鑑骨は手に持った小さなホワイトボードへ素早く文字を書いた。
『体温 36.2℃』
『血圧 121/68』
『SpO₂ 98%』
「すごい、もう終わったの?」
看護師さんが驚いた声を上げる。
「まだ簡易的みたいですけど。」
「それでも十分助かるよ。」
続いて体重測定。
車椅子へ乗った利用者さんへインスタントアナライズを使う。
『体重 53.6kg』
「車椅子の重さを引かなくていいの?」
「みたいですね。」
これまでは車椅子ごとの体重を量り、記録してある車椅子の重量を引いて計算していた。
その手間がなくなるだけでも仕事はかなり楽になる。
「鑑骨、本当に助かる。」
「カタ。」
嬉しそうに頷く鑑骨を見て、職員さんが笑った。
後日、鑑骨はバイタル測定や体重測定の日になると真っ先に呼ばれる存在となり、職員さんが用意してくれた小さなホワイトボードを使って意思疎通をするようになった。
◇
一方。
「戦骨。」
「カタ。」
戦骨は俺の横で静かに待機していた。
癒骨は支援と回復。
転骨は移動や運搬。
鑑骨は測定や情報収集。
戦骨だけ役割がないわけじゃない。
急な二人介助。
重い利用者さんの移乗。
力仕事では頼りになる。
でも、それなら癒骨や転骨でもある程度は対応できてしまう。
施設では戦闘系アーツを使う場面なんてほとんどない。
「……少し、もったいないな。
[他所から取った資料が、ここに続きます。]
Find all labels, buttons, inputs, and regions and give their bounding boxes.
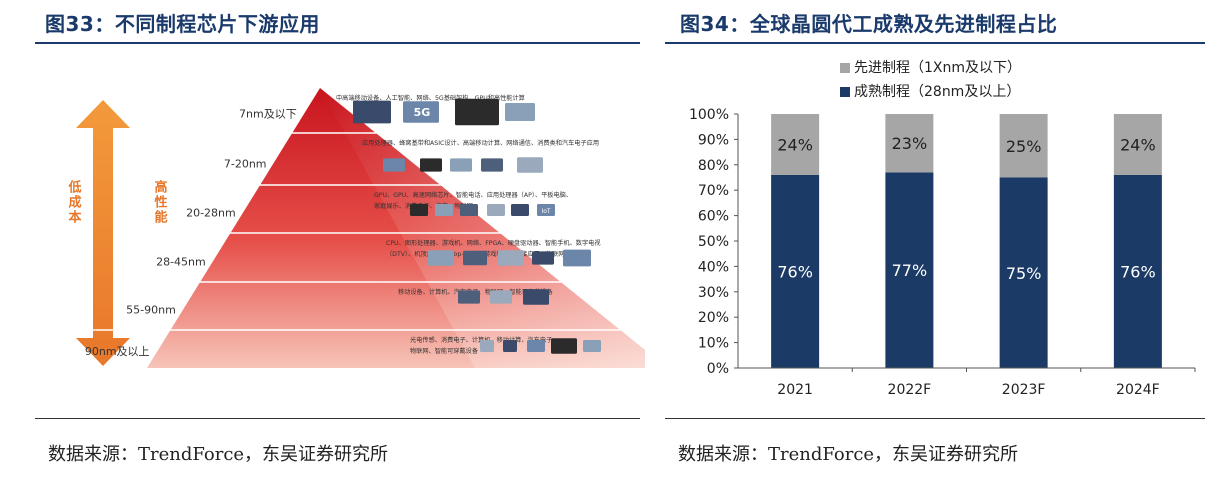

」
戦士のジョブは探索者なら当たりジョブだ。
なのに、この施設では一番活躍の場が少ない。
仕事を終えながら、ふと思い出す。
そういえば今度、源とダンジョンへ行く約束をしていた。
骨ダンジョン以外にも初心者向けのダンジョンはあったはずだ。
「少し、行き先を変えてみるか。」
戦骨が活躍できる場所も見つかるかもしれない。
そう考えながら、俺は戦骨の頭を軽く叩いた。
「カタ。」
どこか嬉しそうな返事が返ってきた。